One phrase from the interview resonated deeply with me as they talked about bridging divides in worldview. The phrase is an antidote to the general lamenting that is either dominating the news or triggered by the news (in any form). That phrase is: “…and still…”. It is a poetic line, probably used in many poems, but I see its usefulness in daily life. First of all, in my own daily life, as in “My position at my longtime employer has been terminated…and still…there is work for me to be done.”  And then there are the bombs in Afghanistan, exploding regularly, and still, there are activists and there is good work being done, and people shop and go to the market and celebrate whatever blessings come their way. 

It is a useful sentence to spin people’s attention away from all the dark and evil and hopelessness that the media present us with, or maybe the dynamics in our family, our team, our organization…and still, something has life in it, people have, something is trying to alter things, people are, trying to bring the world back into balance in a million small ways.

A related idea, coined by Arendt, is  the“talking across banisters.” I had an encounter where I could have, but did not, talk across the bannister. It is an experience that keeps haunting me. I had all my buttons pressed by this other person (of course I was the one carrying all those buttons that beckoned ‘push me, push me!)  I lost my good self in a defense/attack routine that I am still ashamed off. I have come to realize since then that I let the limbic part of the brain take control away from my reasonable self (the prefrontal cortex). I went into that  the part that decides in milliseconds that the other is friend or foe, and, as scripted over many millennia, entered into a useless verbal fight. Ughh…and still…

First assignment

I completed the first part of my first consulting assignment, two days in Chapel Hill (NC) with more trips to follow. It was a fast paced schedule that required an early rise like the old commuting days, followed by a flight to Raleigh/Durham, a full day of work, transcribing notes in the evening after a boring dinner in a boring restaurant of a boring hotel. Welcome to consulting, I hear Axel say.

But it was an interesting assignment that is right up my alley – a discovery trip to get at people’s perceptions of what is happening and what needs to happen as an organizational transformation unfolds. I get to draw on all my training  and relationships that have led me to this place and this assignment at this time. 

One person I interviewed I had last seen when I came in for a debriefing at USAID in Burkina Faso, more than two and a half decades ago. Others were more recent (ex) colleagues from MSH. 

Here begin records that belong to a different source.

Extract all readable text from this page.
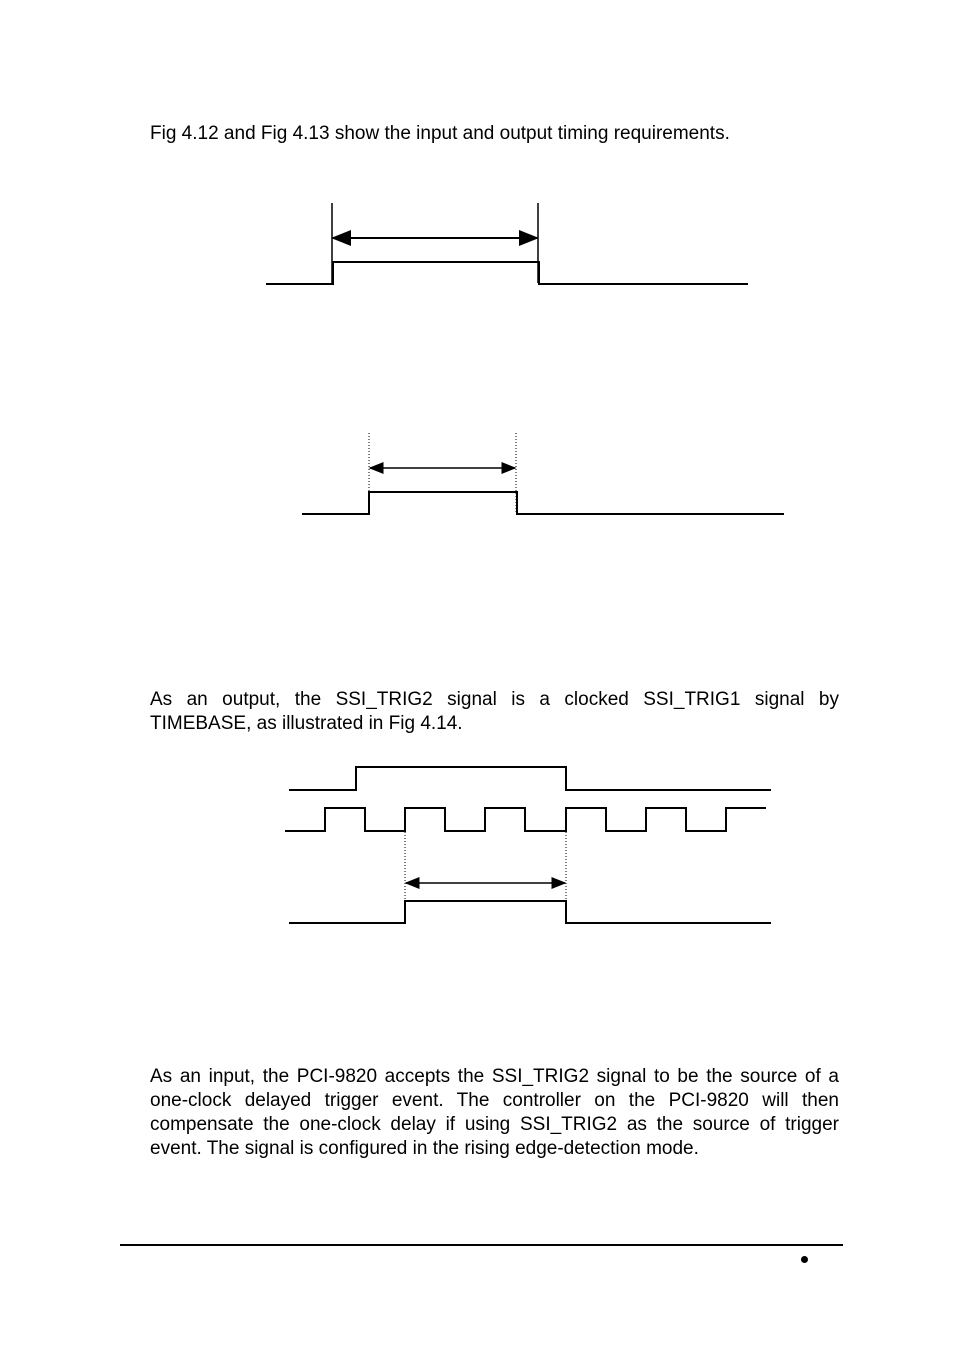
Fig 4.12 and Fig 4.13 show the input and output timing requirements.

As an output, the SSI_TRIG2 signal is a clocked SSI_TRIG1 signal by TIMEBASE, as illustrated in Fig 4.14.

As an input, the PCI-9820 accepts the SSI_TRIG2 signal to be the source of a one-clock delayed trigger event. The controller on the PCI-9820 will then compensate the one-clock delay if using SSI_TRIG2 as the source of trigger event. The signal is configured in the rising edge-detection mode.
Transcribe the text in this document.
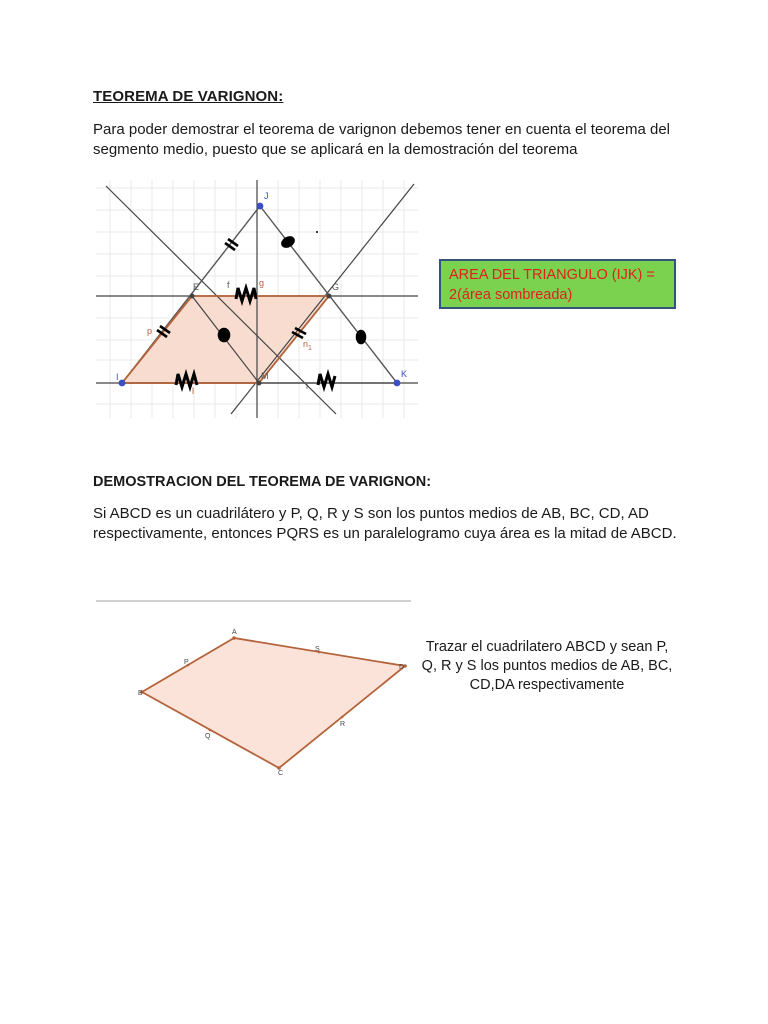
TEOREMA DE VARIGNON:
Para poder demostrar el teorema de varignon debemos tener en cuenta el teorema del segmento medio, puesto que se aplicará en la demostración del teorema
J
K
I
E	G
M
f	g
p
$n_1$
l	i
AREA DEL TRIANGULO (IJK) =
2(área sombreada)
DEMOSTRACION DEL TEOREMA DE VARIGNON:
Si ABCD es un cuadrilátero y P, Q, R y S son los puntos medios de AB, BC, CD, AD respectivamente, entonces PQRS es un paralelogramo cuya área es la mitad de ABCD.
A
B
C
D
P
Q
R
S	Trazar el cuadrilatero ABCD y sean P, Q, R y S los puntos medios de AB, BC, CD,DA respectivamente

We are all twirling around in one big pot – when fortunes are up in one part of this ecosystem people drift over there, away from the less fortunate elements but the balance tilts and people drift elsewhere again, or back – I am sure that is MSH’s hope as new projects are added to the portfolio and more hands are needed on deck.

I interviewed some people who had done the rounds and served with many of the key actors in the global health space. Having worked for s long with one organization it was interesting, and not surprising, how much we have all in common and how much we are all struggling with some of the same issues, including our over dependence on the US government. Although stable as governments go, it is always influenced by the prevailing political winds. The current winds are not blowing in the same direction as the global health priorities the rest of the world deems important. May be, in some paradoxical way, I a both a casualty and a beneficiary of this circumstance.